Campaign finance reform: On the 50th anniversary of Friedman’s essay, the New York Times published the views of 22 experts who commented on the legacy of shareholder primacy, and the word “campaign” came up five times. While Friedman wrote that corporate executives should conform to society’s rules and laws, there’s a strong argument that this brake has been disengaged by millions of dollars of lobbying. “The government should be passing laws to discipline profit-maximization behavior, but too many lawmakers have themselves become the employees of the shareholders—their electoral success tied to campaign contributions and other forms of deep-pocketed support,” wrote Marianne Bertrand, professor of economics at the University of Chicago Booth School of Business.
B corporations: These businesses pledge to assess themselves in terms of governance, workers, community, environment, and customers. For a company to become a certified B Corp, it must score a minimum of 80 points out of a possible 200 across those five areas. Auditors from B Lab verify the company’s claims, and accredit it if the 80-point threshold is met. Companies pay an annual certification fee based on their size and have to re-certify every three years.
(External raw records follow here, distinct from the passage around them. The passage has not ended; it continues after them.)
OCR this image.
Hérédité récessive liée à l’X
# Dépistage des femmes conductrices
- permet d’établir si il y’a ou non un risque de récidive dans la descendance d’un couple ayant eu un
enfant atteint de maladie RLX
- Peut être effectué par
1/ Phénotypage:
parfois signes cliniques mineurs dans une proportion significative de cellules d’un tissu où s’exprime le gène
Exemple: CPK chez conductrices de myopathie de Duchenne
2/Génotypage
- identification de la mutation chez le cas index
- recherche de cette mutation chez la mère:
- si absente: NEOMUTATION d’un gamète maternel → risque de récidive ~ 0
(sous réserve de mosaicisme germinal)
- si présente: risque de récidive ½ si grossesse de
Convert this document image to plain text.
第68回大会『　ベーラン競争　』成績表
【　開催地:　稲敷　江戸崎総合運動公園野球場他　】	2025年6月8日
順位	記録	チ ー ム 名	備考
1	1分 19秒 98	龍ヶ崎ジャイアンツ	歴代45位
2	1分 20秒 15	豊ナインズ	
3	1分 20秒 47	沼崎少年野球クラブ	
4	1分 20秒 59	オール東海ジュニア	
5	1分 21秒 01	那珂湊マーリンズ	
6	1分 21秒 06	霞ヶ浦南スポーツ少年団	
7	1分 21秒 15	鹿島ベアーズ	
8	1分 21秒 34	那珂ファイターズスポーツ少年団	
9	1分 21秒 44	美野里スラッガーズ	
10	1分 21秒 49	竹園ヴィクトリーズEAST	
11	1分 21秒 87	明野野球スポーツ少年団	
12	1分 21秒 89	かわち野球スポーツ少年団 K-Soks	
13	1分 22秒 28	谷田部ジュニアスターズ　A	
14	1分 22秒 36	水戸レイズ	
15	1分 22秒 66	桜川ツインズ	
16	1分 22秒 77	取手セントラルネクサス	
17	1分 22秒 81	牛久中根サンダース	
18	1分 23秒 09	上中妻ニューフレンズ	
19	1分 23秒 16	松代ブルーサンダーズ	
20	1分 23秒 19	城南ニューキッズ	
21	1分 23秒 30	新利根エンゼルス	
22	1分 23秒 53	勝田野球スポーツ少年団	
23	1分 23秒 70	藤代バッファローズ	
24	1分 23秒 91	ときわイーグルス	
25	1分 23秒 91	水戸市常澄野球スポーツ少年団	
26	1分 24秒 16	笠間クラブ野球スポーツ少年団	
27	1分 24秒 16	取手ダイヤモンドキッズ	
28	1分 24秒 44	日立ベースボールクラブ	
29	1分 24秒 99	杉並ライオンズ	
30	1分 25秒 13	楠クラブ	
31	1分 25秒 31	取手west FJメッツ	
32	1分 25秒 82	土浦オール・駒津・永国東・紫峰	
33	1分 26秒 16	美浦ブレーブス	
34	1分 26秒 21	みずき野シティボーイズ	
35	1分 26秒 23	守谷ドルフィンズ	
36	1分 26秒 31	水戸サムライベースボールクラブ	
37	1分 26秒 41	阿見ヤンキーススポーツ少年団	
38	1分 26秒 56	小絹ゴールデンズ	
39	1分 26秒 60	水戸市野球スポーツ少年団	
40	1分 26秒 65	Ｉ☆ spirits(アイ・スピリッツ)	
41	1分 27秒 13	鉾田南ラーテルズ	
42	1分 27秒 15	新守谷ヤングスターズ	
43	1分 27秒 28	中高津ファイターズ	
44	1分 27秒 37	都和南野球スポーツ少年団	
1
Davos Manifesto: The declaration states that companies should pay their fair share of taxes, have zero tolerance for corruption, uphold human rights through their supply chains, and promote a competitive and level playing field.
Does stakeholder capitalism work?
It’s an open question. Stiglitz suggests that some of signers of the US Business Roundtable’s statement were disingenuous, as they continued to avoid paying their fair share of taxes; some of those executives supported US tax law changes in 2017 that cut levies on corporations and the wealthy.
Ben & Jerry’s, the ice cream maker that is one of the best known B Corporations, was sued by an environmental activist because much of the milk it uses doesn’t come from “happy cows,” as indicated on its product packaging, but rather from cows on regular industrial farms. (The lawsuit was dismissed, and Ben & Jerry’s removed the “happy cows” labelling from its packaging.)
A company won’t survive in the absence of profits. But in some respects, the two sides may be, at least at times, more aligned than they seem. When it comes to executive pay, research indicates that companies with the highest paid executives tend to perform worse for shareholders. This implies that some stakeholder ideals would be beneficial for shareholders (indeed, high CEO pay suggests some corporations have been run in the interests of executive management and not of investors).
Changing how companies are run isn’t an all-or-nothing proposition. Rebalancing the economy may require something of everything—pressure from society when executives don’t conform to its ideals, a more muscular and less conflicted government that can again act as a check against powerful corporations, and a generation of executives with a long-term vision.